Leah Lizarondo of 412 Food Rescue honored with sustainable development award and $20,000 grant | News | Pittsburgh | Pittsburgh City Paper

Leah Lizarondo of 412 Food Rescue honored with sustainable development award and $20,000 grant

click to enlarge 412 Food Rescue CEO Leah Lizarondo - PHOTO: HARDPIN FOR VITAL VOICES
Photo: Hardpin for Vital Voices
412 Food Rescue CEO Leah Lizarondo
Last week, Leah Lizarondo, CEO of food waste prevention nonprofit 412 Food Rescue, was honored with the Vital Voices Sustainable Development award for the organization's app, Food Rescue Hero. As part of the award, Lizarondo also attended the WE Empower UN SDG Challenge, a business competition "for social entrepreneurs who are advancing the UN Sustainable Development Goals and inspiring entire communities to act to create the world we want by 2030."

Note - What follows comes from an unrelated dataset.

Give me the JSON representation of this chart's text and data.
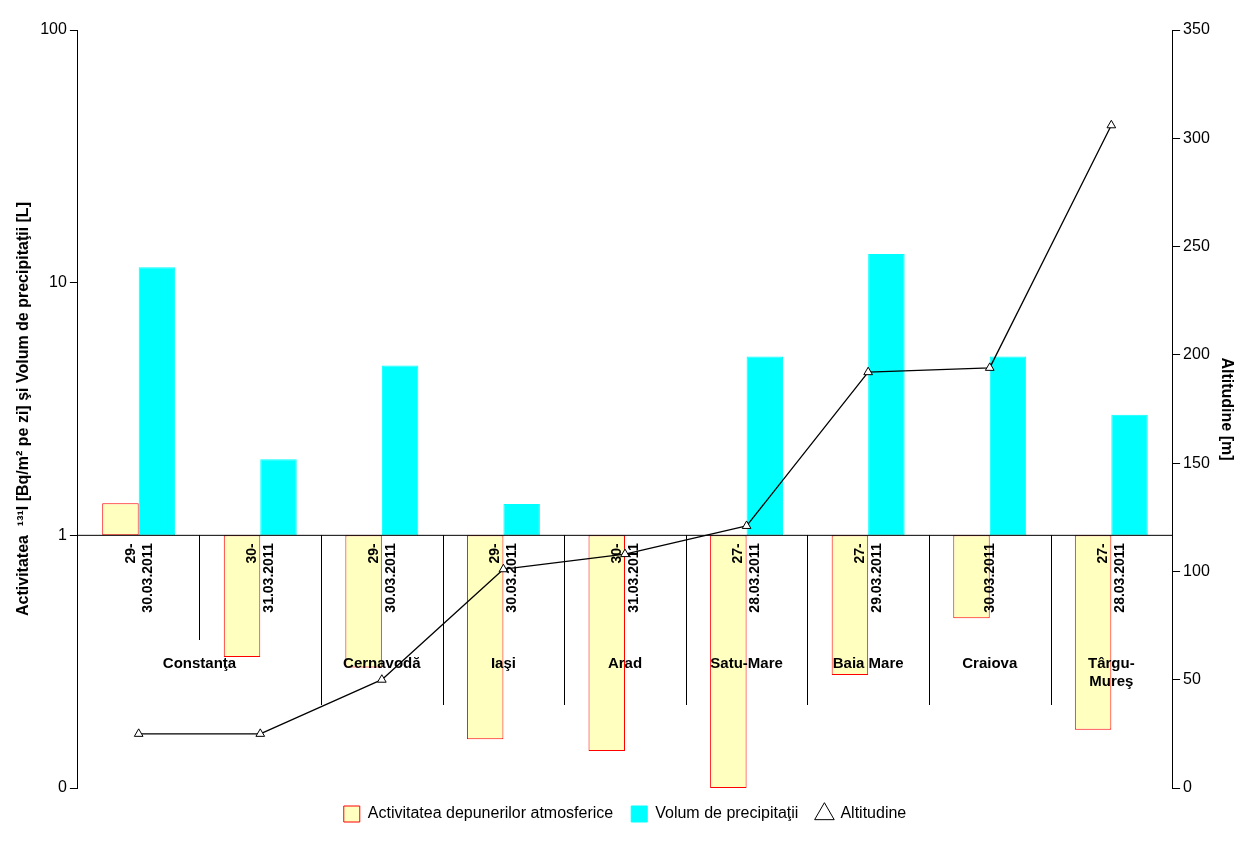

As part of the competition, Lizarondo had to opportunity to present her business to designer Diane Von Furstenberg, a Vital Voices board member. As a result of the presentation, Lizarondo was awarded a $20,000 grant for 412 Food Rescue and Food Rescue Hero.

The app, which was developed in 2016, provides a system to connect all the logistics of food donation and waste rescue, including matching donations to nonprofits and coordinating volunteers who are available to help pick up and transport food. While the app is based in Pittsburgh, it's expanded to communities in Cleveland, Philadephia, San Francisco, and Virginia.


click to enlarge Leah Lizarondo (center right) with her mother, Zenaida, Diane Von Furstenberg, and Vital Voices CEO Alyse Nelson. - PHOTO: HARDPIN FOR VITAL VOICES
Photo: Hardpin for Vital Voices
Leah Lizarondo (center right) with her mother, Zenaida, Diane Von Furstenberg, and Vital Voices CEO Alyse Nelson.
According to its 2019 impact report, 412 Food Rescue has 7,152 people in the Food Rescue Hero network, with over 5 million pounds of food rescued between 2015 and 2019. It makes a relatively small but meaningful impact on the massive problem of food waste, which accounts for 25 percent of landfill waste.

“Not only are we able to recover nutritious, perishable food, but we are also able to distribute food more widely — mitigating barriers such as lack of transit access, limited mobility, disability and inadequate time," said Lizarondo in a press release. "This is the largest volunteer transport network and the most food recovered by a grassroots network globally.”

In 2018, Lizarondo explained to Pittsburgh City Paper that part of the appeal of Food Rescue Hero lies in the convenience it provides those who would otherwise miss out on volunteer opportunities because of their schedule. “[Food Rescue Hero] constantly reminds you that, ‘Hey, you can do this today.’ It could be 9 a.m., it could be 3 p.m., it could be the weekend — it’s not like one event where if you miss it, that’s pretty much it."